Resiste perché lì il marito era ben voluto, aveva trovato una sua dimensione e, non avendo parenti, era solo al mondo. Se è vero – come forse è vero – che viviamo oltre la nostra vita solo grazie al ricordo che qualcuno conserva di noi dopo che siamo passati a miglior vita, Fern a un certo punto confessa di essere rimasta lì, di aver tentato di resistere proprio perché, se se ne fosse andata, è come se il marito non fosse mai esistito.
Non c’è bisogno di dirlo: parliamo di un mondo di cui quasi mai ci arriva notizia, e sono questi Stati Uniti “interni”, marginali, rarefatti – di persone, di parole (l’ambientazione per certi versi mi ha ricordato Nebraska) e di cose che accadono. Un mondo in cui il meccanismo impietoso del capitalismo e del denaro, per cui l’unica misura del tuo benessere complessivo è proporzionale a quanto possiedi, trita tutto e tutti, lasciando ai margini persone ormai avanti con gli anni, che magari hanno lavorato una vita, ma che non sono riuscite a mettere da parte abbastanza per garantirsi un fine vita dignitoso e decidono quindi questa strada alternativa, che fuor di metafora, è la strada vera e propria, quella del nomadismo stagionale: si va dove c’è bisogno di lavoro, magari anche per paghe minime.

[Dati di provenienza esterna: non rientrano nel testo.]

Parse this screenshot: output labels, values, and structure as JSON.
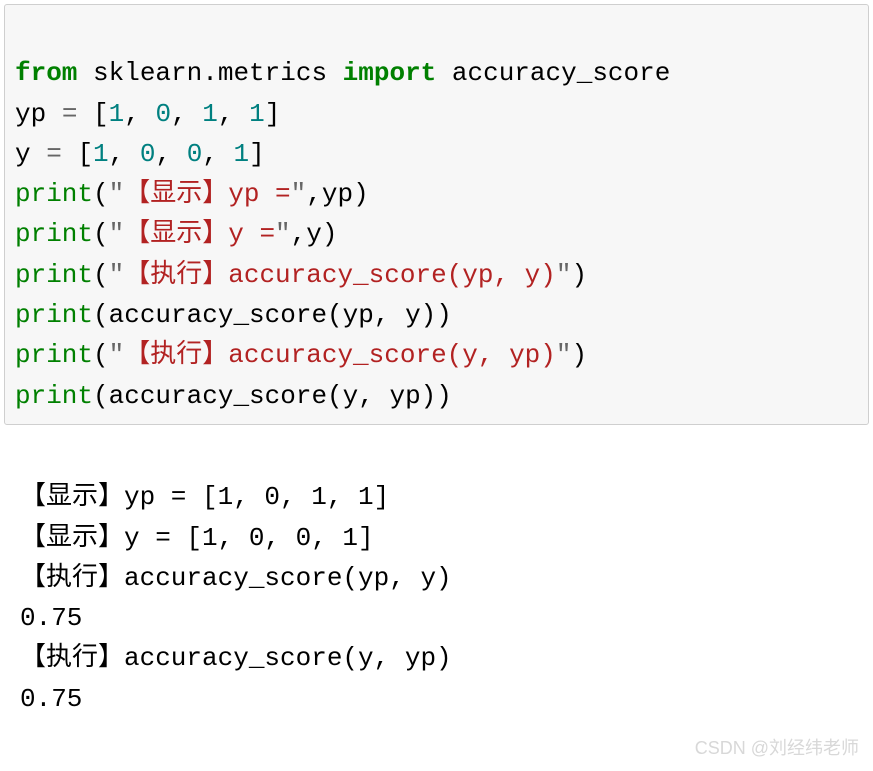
{
  "code": {
    "l1_from": "from",
    "l1_mod": " sklearn.metrics ",
    "l1_import": "import",
    "l1_name": " accuracy_score",
    "l2_lhs": "yp ",
    "l2_eq": "=",
    "l2_sp": " ",
    "l2_lb": "[",
    "l2_n1": "1",
    "l2_c1": ", ",
    "l2_n2": "0",
    "l2_c2": ", ",
    "l2_n3": "1",
    "l2_c3": ", ",
    "l2_n4": "1",
    "l2_rb": "]",
    "l3_lhs": "y ",
    "l3_eq": "=",
    "l3_sp": " ",
    "l3_lb": "[",
    "l3_n1": "1",
    "l3_c1": ", ",
    "l3_n2": "0",
    "l3_c2": ", ",
    "l3_n3": "0",
    "l3_c3": ", ",
    "l3_n4": "1",
    "l3_rb": "]",
    "l4_fn": "print",
    "l4_od": "(",
    "l4_q1": "\"",
    "l4_str": "【显示】yp =",
    "l4_q2": "\"",
    "l4_ca": ",yp)",
    "l5_fn": "print",
    "l5_od": "(",
    "l5_q1": "\"",
    "l5_str": "【显示】y =",
    "l5_q2": "\"",
    "l5_ca": ",y)",
    "l6_fn": "print",
    "l6_od": "(",
    "l6_q1": "\"",
    "l6_str": "【执行】accuracy_score(yp, y)",
    "l6_q2": "\"",
    "l6_cd": ")",
    "l7_fn": "print",
    "l7_od": "(accuracy_score(yp, y))",
    "l8_fn": "print",
    "l8_od": "(",
    "l8_q1": "\"",
    "l8_str": "【执行】accuracy_score(y, yp)",
    "l8_q2": "\"",
    "l8_cd": ")",
    "l9_fn": "print",
    "l9_od": "(accuracy_score(y, yp))"
  },
  "output": {
    "l1": "【显示】yp = [1, 0, 1, 1]",
    "l2": "【显示】y = [1, 0, 0, 1]",
    "l3": "【执行】accuracy_score(yp, y)",
    "l4": "0.75",
    "l5": "【执行】accuracy_score(y, yp)",
    "l6": "0.75"
  },
  "watermark": "CSDN @刘经纬老师"
}
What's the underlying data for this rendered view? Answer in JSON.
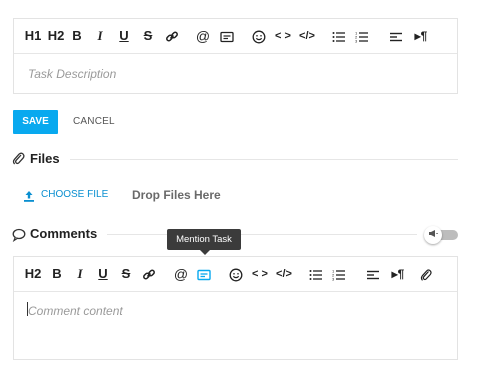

Così Fern inizia questa vita e scopre di non essere sola in questi “transiti” e in questo subisce una specie di trasformazione: già – come le dice la sorella – era una persona eccentrica in gioventù, ma adesso questa specie di nomadismo le entra nel sangue e, anche quando avrebbe l’occasione per fermarsi, non ci riesce più. Il film si chiude così, “leggero” ma “pesante” (questa la bravura della regista…), con Fern alla guida del suo furgone, riadattato a vera e propria casa, su una strada deserta degli States perché il motto è See you down the street, in nome di una vita sicuramente con meno agi, ma di ritrovata libertà e solidarietà.
Bello. Brave – perché il film è tutto al femminile e prende spunto da un libro-inchiesta che è stato pubblicato lo scorso anno anche in italiano (questo qui).
Infine c’è la bellezza di questi luoghi naturali che gli States offrono, ancora così apparentemente incontaminati: un ritorno alla Natura che è sempre sinonimo di libertà.